Active vs. Passive Funds: Insights into Mutual Fund Flows in Q2
During the July-September quarter (Q2), active equity funds took the spotlight, attracting significant attention from mutual fund investors. According to a study conducted by Motilal Oswal AMC, active equity funds experienced robust net inflows of approximately Rs 74,000 crore. Fund managers demonstrated their ability to generate higher returns for investors through dynamic and active investment strategies, making active funds the preferred choice among investors.
Understanding Active Funds
Active funds are managed by professional fund managers who actively make decisions on whether to buy, hold, or sell the underlying securities in the portfolio. These funds rely on active stock selection and adopt various strategies and styles to manage investments. The primary objective of active funds is to outperform the benchmark index and generate superior returns (alpha) for investors. The risk and return associated with active funds depend on the specific investment strategy employed, as outlined by the Association of Mutual Funds in India (AMFI).
Q2 Flows in Active Equity Funds
In Q2 of FY’24, the mutual fund industry witnessed net inflows totaling approximately Rs 51,000 crore. Active equity funds led the way with net inflows of around Rs 74,000 crore, reflecting strong investor interest. Notably, investors displayed a keen appetite for active small-cap funds, accounting for about one-third of the Rs 33,000 crore net inflows during the quarter.
Within the broader category of equity funds, active small-cap funds attracted a significant share of net inflows, representing approximately one-fourth of the total. However, focused and ELSS (equity-linked savings scheme) categories within active equity funds experienced net outflows, totaling approximately Rs 2,000 crore.
The study also highlighted the growing popularity of active multi-cap funds, with two NFOs (new fund offerings) gathering Rs 2,000 crore out of the approximately Rs 8,000 crore net inflows in Q2 FY’24. In contrast, active large-cap funds saw net outflows amounting to Rs 1,800 crore.
Passive Funds: A Different Approach
Passive funds, including index funds and exchange-traded funds (ETFs), follow a strategy that replicates a specified index or benchmark. In passive funds, the fund manager has a passive role in stock selection, with buy, hold, or sell decisions driven by the benchmark index. The aim is to closely mimic the index with minimal tracking error.
Inflows into Passive Equity Funds
During the July-September quarter, passive equity funds received net inflows of Rs 9,000 crore. Among passive funds, equity claimed the majority share, accounting for approximately 78% of net inflows, while commodities secured an 18% share. Investors demonstrated a preference for passive large-cap funds, with this category receiving around 90% of all net inflows. Other passive categories, such as mid and small caps, also attracted significant net inflows, considering their relatively smaller assets under management (AUM).

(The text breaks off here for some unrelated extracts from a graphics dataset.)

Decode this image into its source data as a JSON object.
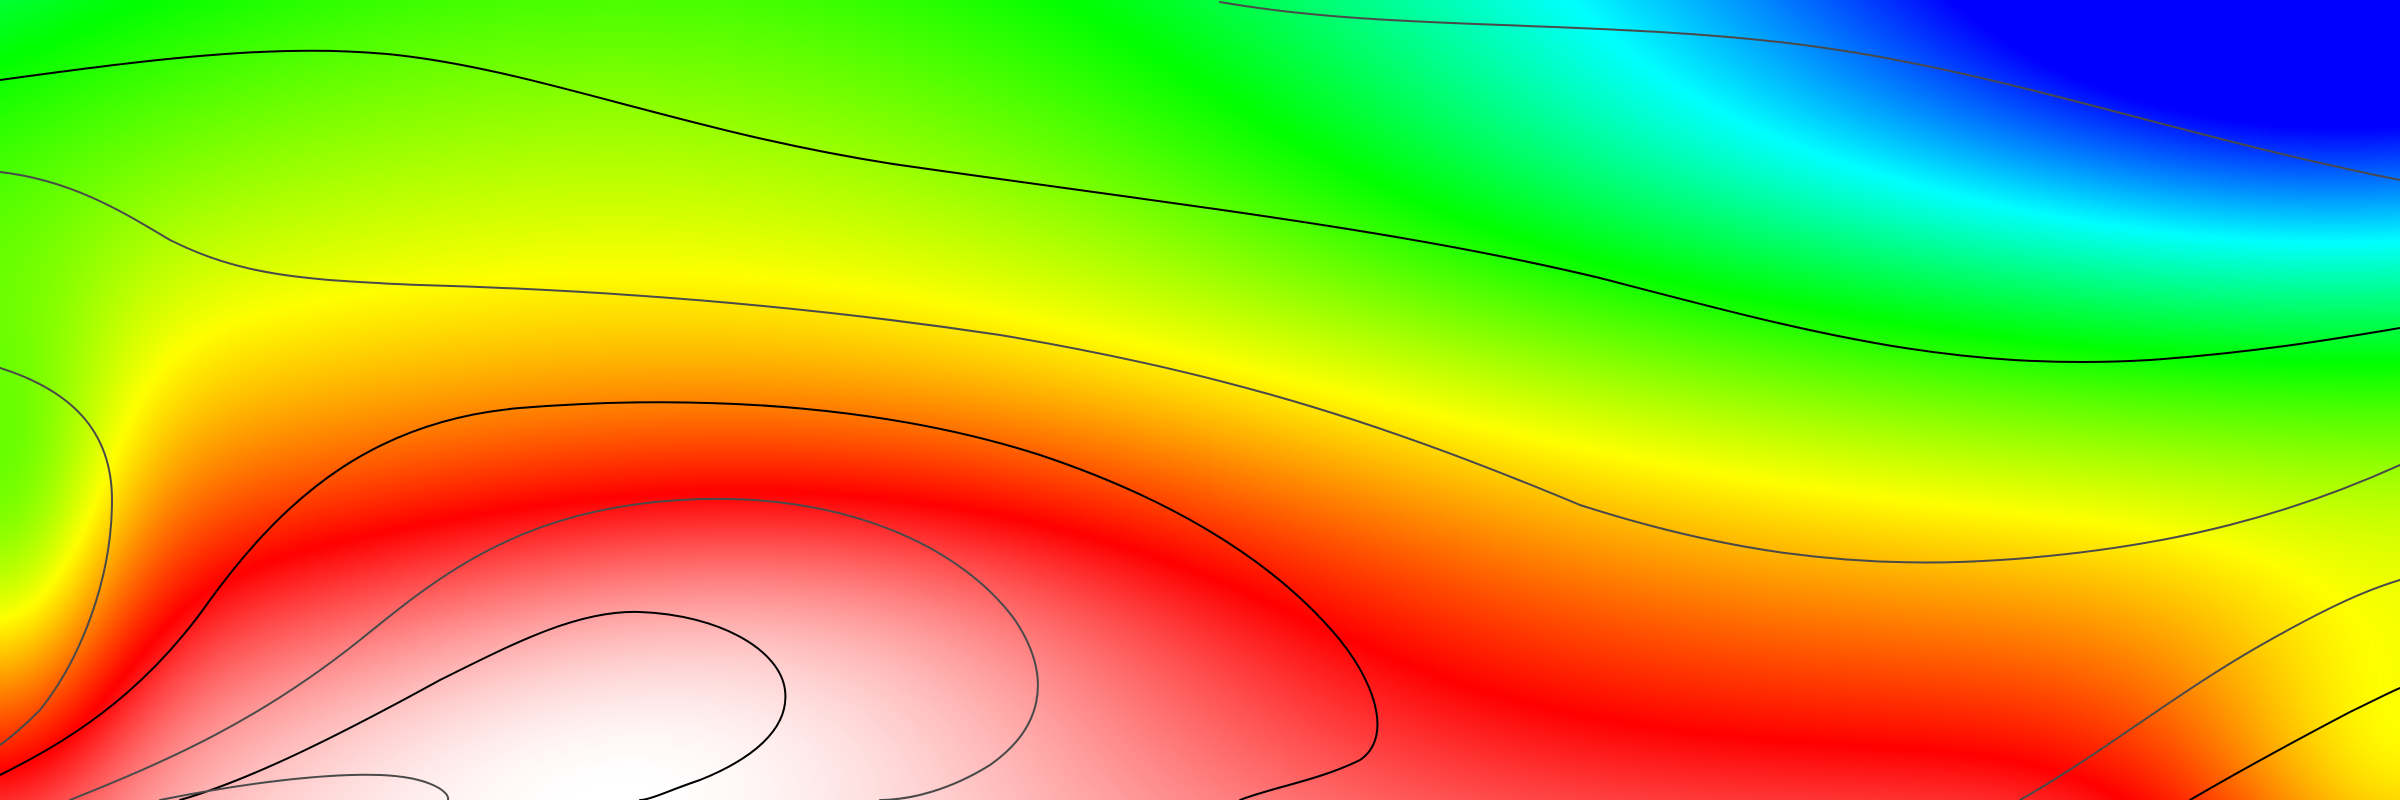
{
  "map": {
    "kind": "filled-contour-field",
    "colormap": [
      {
        "level": 0.0,
        "color": "#0000ff"
      },
      {
        "level": 0.18,
        "color": "#00ffff"
      },
      {
        "level": 0.36,
        "color": "#00ff00"
      },
      {
        "level": 0.56,
        "color": "#ffff00"
      },
      {
        "level": 0.78,
        "color": "#ff0000"
      },
      {
        "level": 1.0,
        "color": "#ffffff"
      }
    ],
    "contour_styles": {
      "major": "#000000",
      "minor": "#4a4a4a"
    },
    "labels_visible": false,
    "axes_visible": false,
    "legend_visible": false
  }
}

Tailoring Investments to Your Goals
Investors have the choice between active and passive funds, each catering to different investment objectives. Active funds are suitable for those seeking to leverage the expertise of fund managers in generating alpha. Fund managers actively analyze market forces and economic conditions to aim for better returns. Passive funds, on the other hand, are ideal for investors who wish to align their investments precisely with market indexes.